J'ai tue ma mere
Ellende siert de kunstenaar. Hoe roeriger het leven van de artiest, des te interessanter het werk. Voor de ogen van het publiek je demonen verjagen werkt beter dan elke therapie. Hoe hard een persoonlijk verhaal je kan raken toont de intieme debuutfilm van de jonge Canadese regisseur Xavier Dolon (1989). Hij heeft met zijn twintig jaren zijn roerige puberteit pas achter zich en besloot deze ervaringen te gebruiken voor J'AI TUÉ MA MÊRE. Dolon schreef en regisseerde deze Canadese Oscarinzending niet alleen, maar speelt er ook nog eens de hoofdrol in.
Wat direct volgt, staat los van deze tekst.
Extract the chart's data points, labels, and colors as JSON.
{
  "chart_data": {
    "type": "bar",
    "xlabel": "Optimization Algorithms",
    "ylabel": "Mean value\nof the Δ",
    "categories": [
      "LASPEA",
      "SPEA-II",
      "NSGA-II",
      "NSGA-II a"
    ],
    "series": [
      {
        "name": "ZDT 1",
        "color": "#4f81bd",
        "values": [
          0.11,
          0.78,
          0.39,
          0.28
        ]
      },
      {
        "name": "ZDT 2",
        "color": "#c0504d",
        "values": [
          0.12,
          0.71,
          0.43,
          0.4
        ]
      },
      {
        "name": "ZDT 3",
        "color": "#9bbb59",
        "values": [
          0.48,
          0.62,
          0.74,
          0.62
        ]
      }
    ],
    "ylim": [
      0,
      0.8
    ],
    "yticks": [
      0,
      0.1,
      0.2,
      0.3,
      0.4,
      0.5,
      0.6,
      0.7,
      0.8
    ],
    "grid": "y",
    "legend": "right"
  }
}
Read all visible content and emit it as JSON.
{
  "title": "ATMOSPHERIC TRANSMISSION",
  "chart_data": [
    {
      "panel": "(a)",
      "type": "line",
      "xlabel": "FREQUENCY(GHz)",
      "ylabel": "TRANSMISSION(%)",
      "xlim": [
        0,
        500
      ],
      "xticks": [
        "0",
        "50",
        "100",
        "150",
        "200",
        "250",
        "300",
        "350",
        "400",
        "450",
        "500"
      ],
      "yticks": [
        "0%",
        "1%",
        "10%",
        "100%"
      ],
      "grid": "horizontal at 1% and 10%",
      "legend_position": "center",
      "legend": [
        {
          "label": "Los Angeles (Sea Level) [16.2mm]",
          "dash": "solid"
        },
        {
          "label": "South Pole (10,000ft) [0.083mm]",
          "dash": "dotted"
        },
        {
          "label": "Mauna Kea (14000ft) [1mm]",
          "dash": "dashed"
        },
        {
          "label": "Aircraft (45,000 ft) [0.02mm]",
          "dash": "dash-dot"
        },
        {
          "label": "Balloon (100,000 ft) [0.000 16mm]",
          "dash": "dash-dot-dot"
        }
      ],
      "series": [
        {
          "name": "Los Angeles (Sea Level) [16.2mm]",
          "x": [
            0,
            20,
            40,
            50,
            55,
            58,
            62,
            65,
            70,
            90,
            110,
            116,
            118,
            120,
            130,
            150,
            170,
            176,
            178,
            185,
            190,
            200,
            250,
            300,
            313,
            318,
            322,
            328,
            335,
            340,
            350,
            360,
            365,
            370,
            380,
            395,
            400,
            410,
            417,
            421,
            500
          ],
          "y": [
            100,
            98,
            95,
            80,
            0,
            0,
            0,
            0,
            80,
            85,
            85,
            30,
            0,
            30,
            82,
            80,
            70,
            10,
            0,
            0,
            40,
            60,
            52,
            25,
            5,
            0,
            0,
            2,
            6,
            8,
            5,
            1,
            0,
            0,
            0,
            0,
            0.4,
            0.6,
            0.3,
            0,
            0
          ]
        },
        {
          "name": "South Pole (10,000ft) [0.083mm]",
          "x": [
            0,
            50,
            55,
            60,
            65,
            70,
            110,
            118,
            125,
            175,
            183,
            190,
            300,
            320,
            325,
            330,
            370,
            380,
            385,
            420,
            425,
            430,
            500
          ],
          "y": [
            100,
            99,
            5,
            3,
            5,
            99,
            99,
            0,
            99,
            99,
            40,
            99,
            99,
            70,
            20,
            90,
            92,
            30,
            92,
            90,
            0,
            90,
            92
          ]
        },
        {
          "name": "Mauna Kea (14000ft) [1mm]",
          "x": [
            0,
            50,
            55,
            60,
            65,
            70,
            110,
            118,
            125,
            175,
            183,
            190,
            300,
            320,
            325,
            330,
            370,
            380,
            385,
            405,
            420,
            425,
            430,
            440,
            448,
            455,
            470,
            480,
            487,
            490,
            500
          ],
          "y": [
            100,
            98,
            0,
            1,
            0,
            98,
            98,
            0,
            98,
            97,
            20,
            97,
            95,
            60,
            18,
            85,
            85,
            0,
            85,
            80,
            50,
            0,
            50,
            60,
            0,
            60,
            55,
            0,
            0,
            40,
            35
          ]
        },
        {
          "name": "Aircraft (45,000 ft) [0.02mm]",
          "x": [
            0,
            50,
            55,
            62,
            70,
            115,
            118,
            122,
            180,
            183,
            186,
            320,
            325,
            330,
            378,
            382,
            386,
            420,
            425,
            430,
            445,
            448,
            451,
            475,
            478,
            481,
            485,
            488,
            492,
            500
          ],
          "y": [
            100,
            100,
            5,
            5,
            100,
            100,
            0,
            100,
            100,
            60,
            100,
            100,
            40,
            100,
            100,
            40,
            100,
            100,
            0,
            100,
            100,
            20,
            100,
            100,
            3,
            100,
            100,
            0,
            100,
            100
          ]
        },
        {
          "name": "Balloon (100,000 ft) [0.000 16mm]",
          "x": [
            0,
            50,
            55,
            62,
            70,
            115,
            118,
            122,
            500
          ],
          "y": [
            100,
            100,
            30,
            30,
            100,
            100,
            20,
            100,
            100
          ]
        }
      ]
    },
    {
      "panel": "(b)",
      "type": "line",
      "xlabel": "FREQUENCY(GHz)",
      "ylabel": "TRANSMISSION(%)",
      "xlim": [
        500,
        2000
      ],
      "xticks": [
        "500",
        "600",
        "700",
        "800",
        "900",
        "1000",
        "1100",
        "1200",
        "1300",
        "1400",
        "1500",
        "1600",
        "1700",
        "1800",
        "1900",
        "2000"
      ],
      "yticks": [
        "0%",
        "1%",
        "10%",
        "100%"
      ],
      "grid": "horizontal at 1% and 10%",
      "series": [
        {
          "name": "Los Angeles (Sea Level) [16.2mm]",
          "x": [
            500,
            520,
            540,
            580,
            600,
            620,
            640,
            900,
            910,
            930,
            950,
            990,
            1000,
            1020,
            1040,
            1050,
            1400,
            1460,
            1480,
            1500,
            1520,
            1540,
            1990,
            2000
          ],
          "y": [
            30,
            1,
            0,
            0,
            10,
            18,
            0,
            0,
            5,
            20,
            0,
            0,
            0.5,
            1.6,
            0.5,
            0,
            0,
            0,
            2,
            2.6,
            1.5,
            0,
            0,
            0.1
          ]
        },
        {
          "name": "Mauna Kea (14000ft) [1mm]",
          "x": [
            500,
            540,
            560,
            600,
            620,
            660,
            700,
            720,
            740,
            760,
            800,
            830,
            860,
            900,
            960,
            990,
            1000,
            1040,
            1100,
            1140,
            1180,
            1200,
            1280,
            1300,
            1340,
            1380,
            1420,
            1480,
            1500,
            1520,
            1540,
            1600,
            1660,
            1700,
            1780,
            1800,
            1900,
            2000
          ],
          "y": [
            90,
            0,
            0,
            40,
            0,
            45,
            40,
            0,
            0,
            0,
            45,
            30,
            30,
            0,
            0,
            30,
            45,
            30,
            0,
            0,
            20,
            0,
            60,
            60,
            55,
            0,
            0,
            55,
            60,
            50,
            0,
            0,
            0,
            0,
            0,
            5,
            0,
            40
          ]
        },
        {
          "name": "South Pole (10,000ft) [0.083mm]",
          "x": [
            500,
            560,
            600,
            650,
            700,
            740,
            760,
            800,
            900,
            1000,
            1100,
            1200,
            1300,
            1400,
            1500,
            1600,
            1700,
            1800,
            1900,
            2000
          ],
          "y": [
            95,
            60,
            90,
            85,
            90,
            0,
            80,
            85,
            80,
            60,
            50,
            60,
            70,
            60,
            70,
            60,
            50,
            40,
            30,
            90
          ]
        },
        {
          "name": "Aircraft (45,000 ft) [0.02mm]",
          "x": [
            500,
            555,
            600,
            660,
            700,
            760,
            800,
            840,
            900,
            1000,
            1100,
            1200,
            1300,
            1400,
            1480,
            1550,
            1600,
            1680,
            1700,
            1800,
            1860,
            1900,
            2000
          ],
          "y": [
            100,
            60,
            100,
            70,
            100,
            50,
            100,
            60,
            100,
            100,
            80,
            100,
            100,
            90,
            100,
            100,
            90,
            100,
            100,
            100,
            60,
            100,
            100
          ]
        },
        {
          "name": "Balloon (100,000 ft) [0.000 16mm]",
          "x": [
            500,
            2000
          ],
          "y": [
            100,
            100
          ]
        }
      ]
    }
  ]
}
In het semiautobiografische verhaal vertelt Dolon als personage Hubert over zijn tumultueuze relatie met zijn moeder. In de in zwart-wit gefilmde en door het reguliere verhaal gevlochten interviewfragmenten vertelt hij hoe hij zijn moeder haat uit de grond van zijn hart. Hubert rebelleert niet zo maar wat, maar rukt zich hardhandig van onder moeders vleugels vandaan. Wars van zijn eigen verwarrende homoseksuele gevoelens en de scheiding van zijn ouders reageert hij alles op moeder Chantale (Anne Dorval) af, die zelf worstelt met haar moederrol. Ze hebben na al die jaren niet de juiste omgangsvorm weten te vinden; is Hubert er niet voor gemaakt om een moeder te hebben, of had Chantale eigenlijk geen zoon moeten krijgen? En toch zitten ze aan elkaar vast en dat doet hen beiden pijn. Driekwart van de film wordt er alleen maar geschreeuwd, gescholden en met deuren geslagen.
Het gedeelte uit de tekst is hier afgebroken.